White sausage is made of veal meat, pork rind, herbs and it is eaten with a pretzel, sweet mustard and white beer. This combination simply screams Munich! It has been included in the Bavarian law of protected food where every single detail about the sausage has been specified. One of them is that the veal meat content has to be at least 51%.

Special thing about this sausage is that it is not boiled but rather steeped in hot water for about 15 minutes. If the water would boil, the skin (pork intestine) would break, the taste would get spoiled and it would also be very hard to peel the rest of the skin.

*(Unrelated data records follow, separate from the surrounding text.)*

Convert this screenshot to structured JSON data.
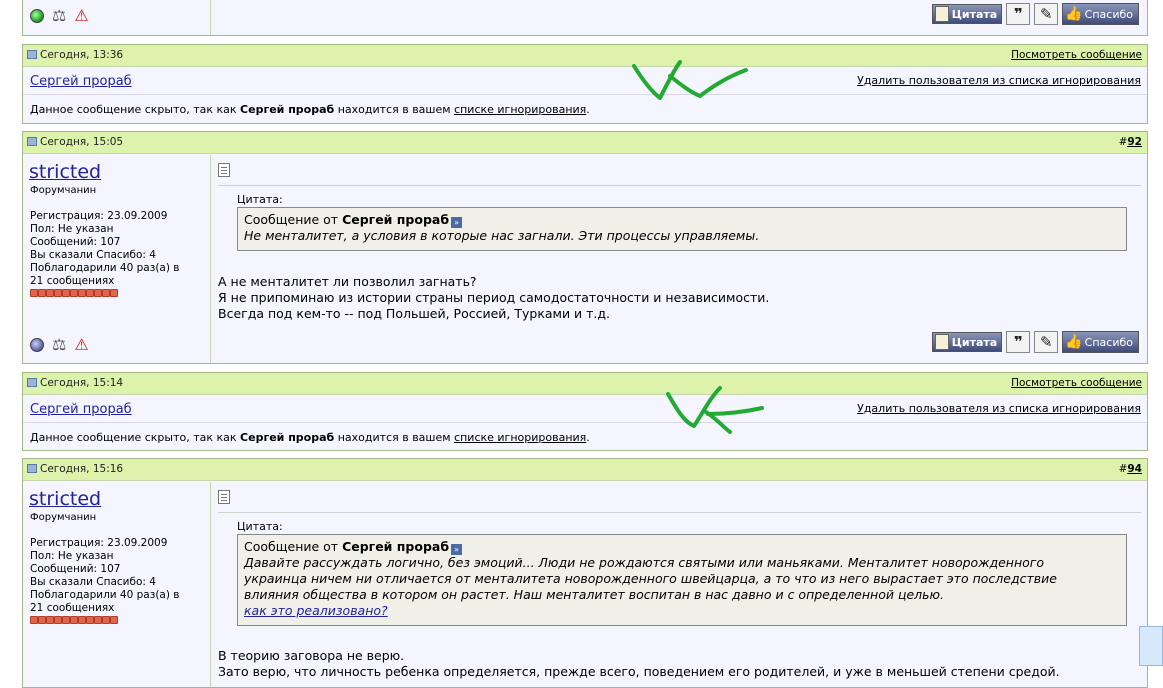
{
  "top_fragment": {
    "buttons": {
      "quote": "Цитата",
      "thanks": "Спасибо"
    }
  },
  "posts": [
    {
      "type": "ignored",
      "date": "Сегодня, 13:36",
      "view_link": "Посмотреть сообщение",
      "username": "Сергей прораб",
      "remove_link": "Удалить пользователя из списка игнорирования",
      "hidden_prefix": "Данное сообщение скрыто, так как",
      "hidden_user": "Сергей прораб",
      "hidden_mid": "находится в вашем",
      "hidden_link": "списке игнорирования",
      "hidden_end": "."
    },
    {
      "type": "post",
      "date": "Сегодня, 15:05",
      "number_prefix": "#",
      "number": "92",
      "username": "stricted",
      "user_title": "Форумчанин",
      "info": [
        "Регистрация: 23.09.2009",
        "Пол: Не указан",
        "Сообщений: 107",
        "Вы сказали Спасибо: 4",
        "Поблагодарили 40 раз(а) в",
        "21 сообщениях"
      ],
      "quote_label": "Цитата:",
      "quote_from": "Сообщение от",
      "quote_author": "Сергей прораб",
      "quote_lines": [
        "Не менталитет, а условия в которые нас загнали. Эти процессы управляемы."
      ],
      "body": [
        "А не менталитет ли позволил загнать?",
        "Я не припоминаю из истории страны период самодостаточности и независимости.",
        "Всегда под кем-то -- под Польшей, Россией, Турками и т.д."
      ],
      "buttons": {
        "quote": "Цитата",
        "thanks": "Спасибо"
      }
    },
    {
      "type": "ignored",
      "date": "Сегодня, 15:14",
      "view_link": "Посмотреть сообщение",
      "username": "Сергей прораб",
      "remove_link": "Удалить пользователя из списка игнорирования",
      "hidden_prefix": "Данное сообщение скрыто, так как",
      "hidden_user": "Сергей прораб",
      "hidden_mid": "находится в вашем",
      "hidden_link": "списке игнорирования",
      "hidden_end": "."
    },
    {
      "type": "post",
      "date": "Сегодня, 15:16",
      "number_prefix": "#",
      "number": "94",
      "username": "stricted",
      "user_title": "Форумчанин",
      "info": [
        "Регистрация: 23.09.2009",
        "Пол: Не указан",
        "Сообщений: 107",
        "Вы сказали Спасибо: 4",
        "Поблагодарили 40 раз(а) в",
        "21 сообщениях"
      ],
      "quote_label": "Цитата:",
      "quote_from": "Сообщение от",
      "quote_author": "Сергей прораб",
      "quote_lines": [
        "Давайте рассуждать логично, без эмоций... Люди не рождаются святыми или маньяками. Менталитет новорожденного",
        "украинца ничем ни отличается от менталитета новорожденного швейцарца, а то что из него вырастает это последствие",
        "влияния общества в котором он растет. Наш менталитет воспитан в нас давно и с определенной целью."
      ],
      "quote_link": "как это реализовано?",
      "body": [
        "В теорию заговора не верю.",
        "Зато верю, что личность ребенка определяется, прежде всего, поведением его родителей, и уже в меньшей степени средой."
      ]
    }
  ]
}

The skin is not eaten.

Munich and Bavaria are very proud of its sausage, it has a very high status in this region. In the rest of Germany, not so much. One day I was in a store and I found this:

It is a tool to pick up the sausage from the hot water. The official name "White Sausage lifter". It is made of stainless steel and costs about 20 euros. No I did not buy it. A booklet called "Saving the skin of the White Sausage" comes with it explaining every single detail about the white sausage. That's a privilege of being a sausage with origin in the heart of Munich.